Nesta entrada, Cristina Martínez Carrero do centro D-letras, explica as causas, os sintomas e sua comorbidade, assim como seu diagnóstico e intervenção.
Dificuldades específicas por áreas

Área fonética / fonológica
Na área fonética / fonológica costumamos encontrar crianças com fala ininteligível, com muitos erros de simplificação fonológica, múltiplas dislalias, dificuldades na discriminação auditiva.
Área semântica
Na área semântica, encontramos crianças com um vocabulário reduzido, com dificuldades para acessar o léxico, conhecem as palavras, mas têm dificuldade em evocá-las. Por esse motivo costumam usar palavras muito gerais e perífrases. Além disso, têm muitas dificuldades para expressar e compreender tudo o que é abstrato, ou seja, tudo o que não possa ser contextualizado. Também têm muita dificuldade em aprender vocabulário novo.
Área morfosintáctica
A área morfossintática é a mais afetada; costumam usar orações simples com poucos elementos, geralmente mal estruturadas com erros de concordância, com verbos mal conjugados, omissões de preposições, pronomes, entre outros erros. Certamente, se a área morfossintática não estiver afetada não podemos falar de TEL.
Área pragmática
A área pragmática está sempre alterada nas pessoas com TEL. Elas têm dificuldade em estabelecer relações sociais através do jogo. Assim como, entender e respeitar as normas.

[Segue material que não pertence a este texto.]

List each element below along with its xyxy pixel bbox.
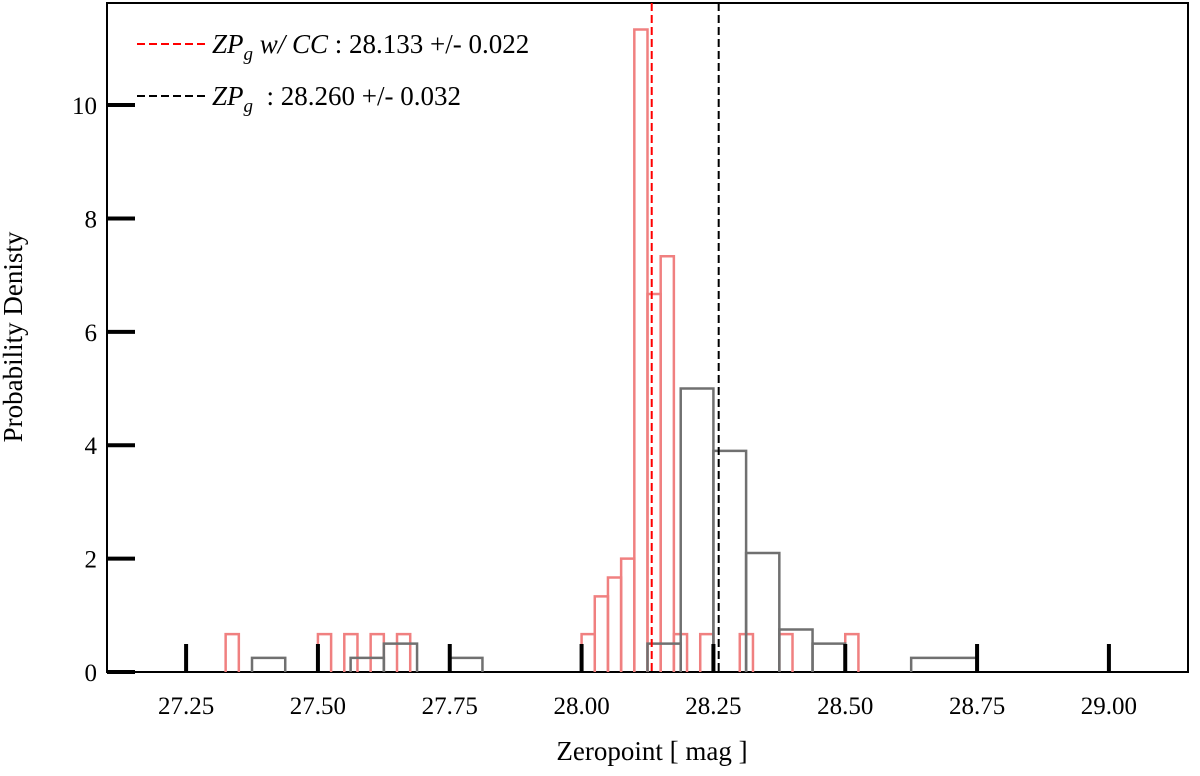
x-tick-label: 28.25 bbox=[685, 693, 741, 720]
x-tick-label: 28.75 bbox=[949, 693, 1005, 720]
x-tick-label: 27.25 bbox=[158, 693, 214, 720]
histogram-bin bbox=[619, 557, 636, 672]
x-tick-label: 29.00 bbox=[1081, 693, 1137, 720]
y-axis-title: Probability Denisty bbox=[0, 231, 28, 442]
x-tick-label: 27.50 bbox=[290, 693, 346, 720]
series-0 bbox=[224, 28, 860, 672]
y-tick-label: 10 bbox=[72, 93, 97, 120]
histogram-bin bbox=[349, 656, 386, 672]
y-tick-label: 8 bbox=[85, 206, 98, 233]
histogram-bin bbox=[811, 642, 847, 672]
histogram-bin bbox=[224, 632, 241, 672]
histogram-bin bbox=[633, 28, 649, 672]
histogram-bin bbox=[744, 551, 781, 672]
histogram-series bbox=[224, 28, 979, 672]
histogram-bin bbox=[369, 632, 386, 672]
y-tick-label: 6 bbox=[85, 320, 98, 347]
axes: 27.25 27.50 27.75 28.00 28.25 28.50 28.75 29.00… bbox=[72, 93, 1137, 720]
histogram-bin bbox=[778, 632, 794, 672]
histogram-bin bbox=[250, 656, 287, 672]
legend-label: ZPg : 28.260 +/- 0.032 bbox=[212, 81, 461, 117]
histogram-bin bbox=[606, 576, 623, 672]
histogram-bin bbox=[646, 292, 662, 672]
legend: ZPg w/ CC : 28.133 +/- 0.022 ZPg : 28.260… bbox=[137, 29, 529, 117]
histogram-bin bbox=[778, 628, 814, 672]
histogram-bin bbox=[909, 656, 979, 672]
legend-label: ZPg w/ CC : 28.133 +/- 0.022 bbox=[212, 29, 529, 65]
histogram-bin bbox=[395, 632, 412, 672]
y-tick-label: 2 bbox=[85, 547, 98, 574]
histogram-bin bbox=[448, 656, 484, 672]
x-tick-label: 28.00 bbox=[553, 693, 609, 720]
zeropoint-reference-lines bbox=[650, 3, 720, 672]
series-1 bbox=[250, 387, 979, 672]
histogram-bin bbox=[382, 642, 419, 672]
histogram-bin bbox=[659, 255, 676, 672]
x-tick-label: 28.50 bbox=[817, 693, 873, 720]
x-axis-title: Zeropoint [ mag ] bbox=[556, 736, 747, 766]
histogram-bin bbox=[343, 632, 359, 672]
y-tick-label: 0 bbox=[85, 660, 98, 687]
x-tick-label: 27.75 bbox=[422, 693, 478, 720]
y-tick-label: 4 bbox=[85, 433, 98, 460]
histogram-bin bbox=[593, 595, 610, 672]
histogram-bin bbox=[679, 387, 715, 672]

Além disso, mostram dificuldade para compreender os estados emocionais e resolver problemas interpessoais. Isso lhes impõe um grande obstáculo para fazer inferências, isto é, compreender tudo o que não seja literal e/ou esteja contextualizado como ironias, duplos sentidos, metáforas, piadas, etc. Tudo isso marca significativamente a forma como se relacionam com os outros.
Todas as dificuldades assinaladas não podem ser atribuídas nem associadas a qualquer outro transtorno ou patologia; portanto, são descartadas como causa a perda auditiva, dano cerebral, baixo quociente intelectual, défice motor, fatores socioambientais ou alterações do desenvolvimento (Leonard,1998).
Áreas do desenvolvimento que afeta o transtorno da linguagem
O TEL é um termo relativamente jovem que em pouco tempo sofreu muitas modificações em sua denominação, a mais conhecida “disfasia”. Atualmente, com a nova classificação do DSM-V perde o adjetivo de específico e de “Specific Language Impairment, SLI” opta por “Language Disorders“, ficando para nós como “Transtorno da linguagem”, enquadrando-se dentro da categoria “Transtornos da comunicação”.
O TEL subdivide-se por sua vez em dois tipos. Por um lado, está o tipo fonológico-sintático, enquanto que, por outro lado, nos encontramos com o léxico-sintático.
Ainda não há consenso claro no comitê de especialistas acerca de qual é a terminologia mais adequada para o TEL. No entanto, muitos parecem concordar que “específico” é um termo algo incongruente, pois, embora a maior afeção que têm as crianças com TEL seja a dimensão da linguagem, afeta muitas outras áreas do desenvolvimento, tais como:
- Memória de trabalho
- Habilidades mentalistas
- Audição
- Funções Executivas
- Controle motor
- Atenção conjunta
- Desenvolvimento social
- Comportamento
- Desempenho escolar
- Autoconceito
Causas do transtorno da linguagem
Ainda se desconhecem as causas que geram o transtorno, mas estudos recentes corroboram a importância da carga genética; entre 50 e 70% das crianças com TEL têm pelo menos um membro da família com o mesmo transtorno. Além disso, foram encontradas alterações no gene FOXP2, conhecido como o gene da linguagem.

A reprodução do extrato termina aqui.